Similarly, both Major League Soccer, the National Women’s Soccer League, and the WNBA receive accolades for their bubble approaches in Orlando, Salt Lake City, and Bradenton, respectively. While MLS and NWSL had to expel teams experiencing outbreaks (Dallas and Nashville in MLS, Orlando in NWSL), those outbreaks occurred prior to their tournaments beginning. The mere prevention of those teams from even really entering their respective bubbles seems common-sensical, which is why the Marlins’ decision to allow players who tested positive to compete last weekend is a combination of maddening, idiotic, and careless.
On their part, and on Major League Baseball’s part…which takes us make to their protocols.
MLB announced this week following the coronavirus outbreak that infected nearly half of the Marlins roster that (a) they are encouraging players not to leave hotels in road cities except for games, (b) mandating the use of surgical masks instead of cloth masks during travel and (c) requiring every team to travel with a compliance officer who ensures players and staff properly follow the league’s protocol.
This week they announced this?! Why weren’t these 3 items part of the policies embedded on the first darn page of their 67-page health and safety manual?
Several lessons to take from all of this?
- Any sport which attempts a non-bubble approach to competition during the age of coronavirus is taking on considerably higher risks, and is directly and tacitly asking/expecting a greater degree of discipline from their athletes and families to create their own bubbles…which isn’t easy to do.
- On that note, the NFL and the power brokers of the Power 5 conferences in Division I football had best take all of this under advisement before going down the road they all seem to be going down…namely, trying to make a season happen in order to minimize lost revenues and profits in a year where the toughest foe they have ever faced is both invisible and unpredictable.
- These cautions should similarly be heeded by leagues like Major League Soccer who, as they back-to-play tournament nears its conclusion in Orlando, are hoping they can resume playing in home markets.
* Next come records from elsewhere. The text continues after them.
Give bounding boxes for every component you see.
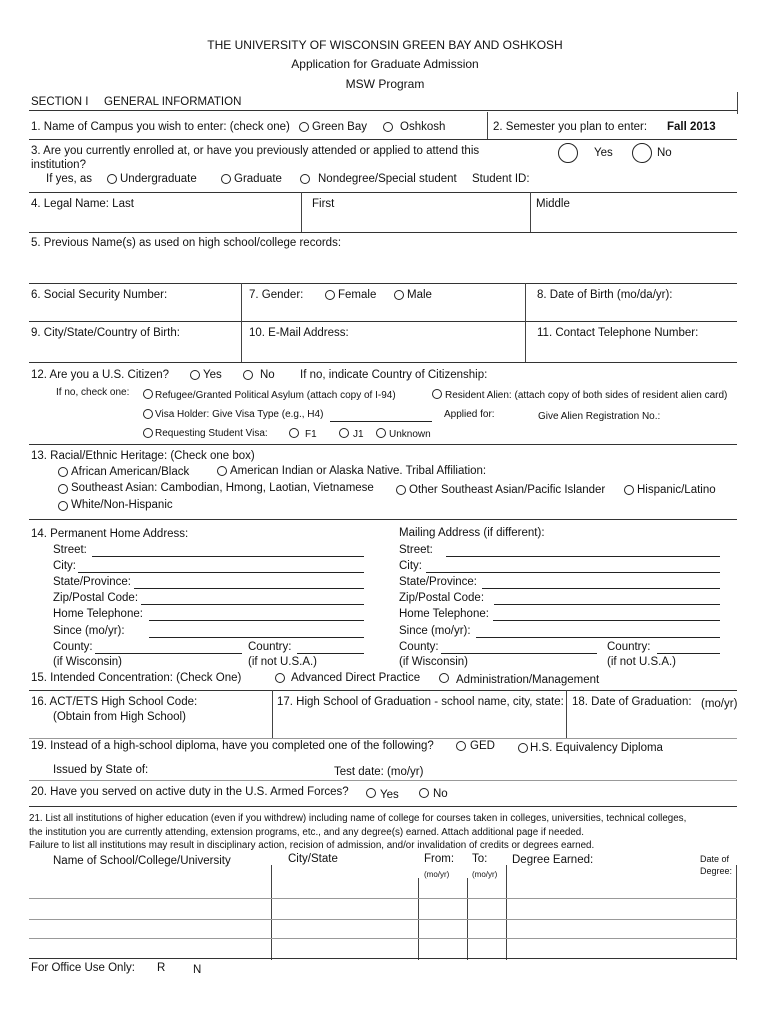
advanced-direct-practice-label: Advanced Direct Practice: [291, 672, 421, 684]
q12-bottom-line: [29, 444, 737, 445]
requesting-visa-label: Requesting Student Visa:: [155, 428, 268, 439]
ethnicity-hispanic-radio[interactable]: [624, 485, 634, 495]
enrolled-no-label: No: [657, 147, 672, 159]
q4-divider-1: [301, 192, 302, 232]
home-state-line[interactable]: [134, 588, 364, 589]
mail-phone-line[interactable]: [493, 620, 720, 621]
mail-street-label: Street:: [399, 544, 433, 556]
mailing-address-label: Mailing Address (if different):: [399, 527, 545, 539]
home-zip-label: Zip/Postal Code:: [53, 592, 139, 604]
section-number: SECTION I: [31, 96, 89, 108]
citizen-yes-label: Yes: [203, 369, 222, 381]
citizen-no-radio[interactable]: [243, 370, 253, 380]
birthplace-label: 9. City/State/Country of Birth:: [31, 327, 180, 339]
campus-green-bay-radio[interactable]: [299, 122, 309, 132]
ethnicity-southeast-asian-radio[interactable]: [58, 484, 68, 494]
table-row-line-1: [29, 898, 737, 899]
ssn-label: 6. Social Security Number:: [31, 289, 168, 301]
col-to-header: To:: [472, 853, 488, 865]
q1-q2-divider: [487, 112, 488, 139]
ethnicity-african-american-label: African American/Black: [71, 466, 190, 478]
gender-label: 7. Gender:: [249, 289, 304, 301]
graduate-radio[interactable]: [221, 174, 231, 184]
home-county-label: County:: [53, 641, 93, 653]
home-ifwi-label: (if Wisconsin): [53, 656, 123, 668]
institutions-line1: 21. List all institutions of higher education (even if you withdrew) including name of college for courses taken in colleges, universities, technical colleges,: [29, 813, 687, 824]
ethnicity-american-indian-label: American Indian or Alaska Native. Tribal Affiliation:: [230, 465, 487, 477]
dob-label: 8. Date of Birth (mo/da/yr):: [537, 289, 673, 301]
undergraduate-radio[interactable]: [107, 174, 117, 184]
citizen-no-label: No: [260, 369, 275, 381]
act-code-sub: (Obtain from High School): [53, 711, 186, 723]
application-title: Application for Graduate Admission: [291, 57, 479, 71]
mail-county-line[interactable]: [441, 653, 597, 654]
office-n-label: N: [193, 964, 202, 976]
nondegree-radio[interactable]: [300, 174, 310, 184]
enrolled-no-radio[interactable]: [632, 143, 652, 163]
legal-name-last-label: 4. Legal Name: Last: [31, 198, 134, 210]
hs-equivalency-label: H.S. Equivalency Diploma: [530, 742, 663, 754]
ethnicity-label: 13. Racial/Ethnic Heritage: (Check one box): [31, 450, 255, 462]
diploma-label: 19. Instead of a high-school diploma, have you completed one of the following?: [31, 740, 434, 752]
home-phone-label: Home Telephone:: [53, 608, 143, 620]
institutions-line3: Failure to list all institutions may result in disciplinary action, recision of admission, and/or invalidation of credits or degrees earned.: [29, 840, 595, 851]
telephone-label: 11. Contact Telephone Number:: [537, 327, 699, 339]
col-from-unit: (mo/yr): [424, 870, 450, 879]
visa-type-line[interactable]: [330, 421, 432, 422]
q13-bottom-line: [29, 519, 737, 520]
q7-divider: [525, 283, 526, 321]
alien-registration-label: Give Alien Registration No.:: [538, 411, 661, 422]
q10-divider: [525, 321, 526, 362]
legal-name-first-label: First: [312, 198, 335, 210]
act-code-label: 16. ACT/ETS High School Code:: [31, 696, 198, 708]
ethnicity-other-sea-radio[interactable]: [396, 485, 406, 495]
requesting-visa-radio[interactable]: [143, 428, 153, 438]
q3-label-line2: institution?: [31, 159, 86, 171]
q3-label-line1: 3. Are you currently enrolled at, or have you previously attended or applied to attend this: [31, 145, 480, 157]
mail-zip-line[interactable]: [494, 604, 720, 605]
ethnicity-white-label: White/Non-Hispanic: [71, 499, 173, 511]
armed-forces-yes-label: Yes: [380, 789, 399, 801]
enrolled-yes-label: Yes: [594, 147, 613, 159]
undergraduate-label: Undergraduate: [120, 173, 197, 185]
table-row-line-2: [29, 919, 737, 920]
visa-f1-label: F1: [305, 429, 317, 440]
visa-unknown-radio[interactable]: [376, 428, 386, 438]
student-id-label: Student ID:: [472, 173, 530, 185]
mail-ifnotus-label: (if not U.S.A.): [607, 656, 677, 668]
ged-radio[interactable]: [456, 741, 466, 751]
mail-state-label: State/Province:: [399, 576, 477, 588]
q16-divider: [272, 690, 273, 738]
mail-street-line[interactable]: [446, 556, 720, 557]
mail-city-label: City:: [399, 560, 422, 572]
col-date-header-2: Degree:: [700, 866, 733, 876]
q2-label: 2. Semester you plan to enter:: [493, 121, 648, 133]
table-divider-4: [506, 865, 507, 960]
mail-since-line[interactable]: [476, 637, 720, 638]
email-label: 10. E-Mail Address:: [249, 327, 349, 339]
ethnicity-hispanic-label: Hispanic/Latino: [637, 484, 716, 496]
ethnicity-african-american-radio[interactable]: [58, 467, 68, 477]
armed-forces-no-radio[interactable]: [419, 788, 429, 798]
armed-forces-no-label: No: [433, 788, 448, 800]
q15-bottom-line: [29, 690, 737, 691]
concentration-label: 15. Intended Concentration: (Check One): [31, 672, 242, 684]
previous-names-label: 5. Previous Name(s) as used on high school/college records:: [31, 237, 342, 249]
mail-ifwi-label: (if Wisconsin): [399, 656, 469, 668]
ethnicity-southeast-asian-label: Southeast Asian: Cambodian, Hmong, Laotian, Vietnamese: [71, 482, 374, 494]
armed-forces-label: 20. Have you served on active duty in the U.S. Armed Forces?: [31, 786, 349, 798]
ged-label: GED: [470, 740, 495, 752]
ethnicity-white-radio[interactable]: [58, 501, 68, 511]
test-date-label: Test date: (mo/yr): [334, 766, 424, 778]
gender-female-radio[interactable]: [325, 290, 335, 300]
visa-holder-label: Visa Holder: Give Visa Type (e.g., H4): [155, 409, 324, 420]
legal-name-middle-label: Middle: [536, 198, 570, 210]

You, MLS, like these other leagues, must strongly consider best options moving forward.
The head of the NBA’s Players’ Association, Michelle Roberts, has expressed that the NBA may need to consider beginning the 2020-21 NBA season in a bubble. Quite frankly, without a vaccine for Covid-19, she may very well be right.
Ultimately, using March Madness nomenclature, it may be necessary for leagues starting their 2020-2021 seasons to consider a multi-pod system…where 2-4 cities are denoted as “host” cities in the spirit of minimizing travel and creating an environment to reduce the potential contraction and contagion of Covid-19.
Baseball at one point floated the idea of using pods in Florida, Texas and Arizona. It didn’t stick, partially due to the reasons expressed above. But then we look at the NHL’s multi-pod approach to conduct the 2020 Stanley Cup Playoffs in Edmonton and Toronto, we see how good their test results have been to date, and we realize that a multi-pod system could work.
And if the biggest issue is how long players will be away from their home markets from families and the like, then build in a two-week break after 6-8 weeks of action…enough time to allow players a 4-6 day visit with family before re-entering the bubbles and ensuring no virus contractions during the time away.
The evidence from MLB’s attempted restart is clear.
A bubble approach in these unprecedented times is the best chance for a sports league to conduct business as close-to-normal as it possible under these circumstances.
A non-bubble approach is bound to burst.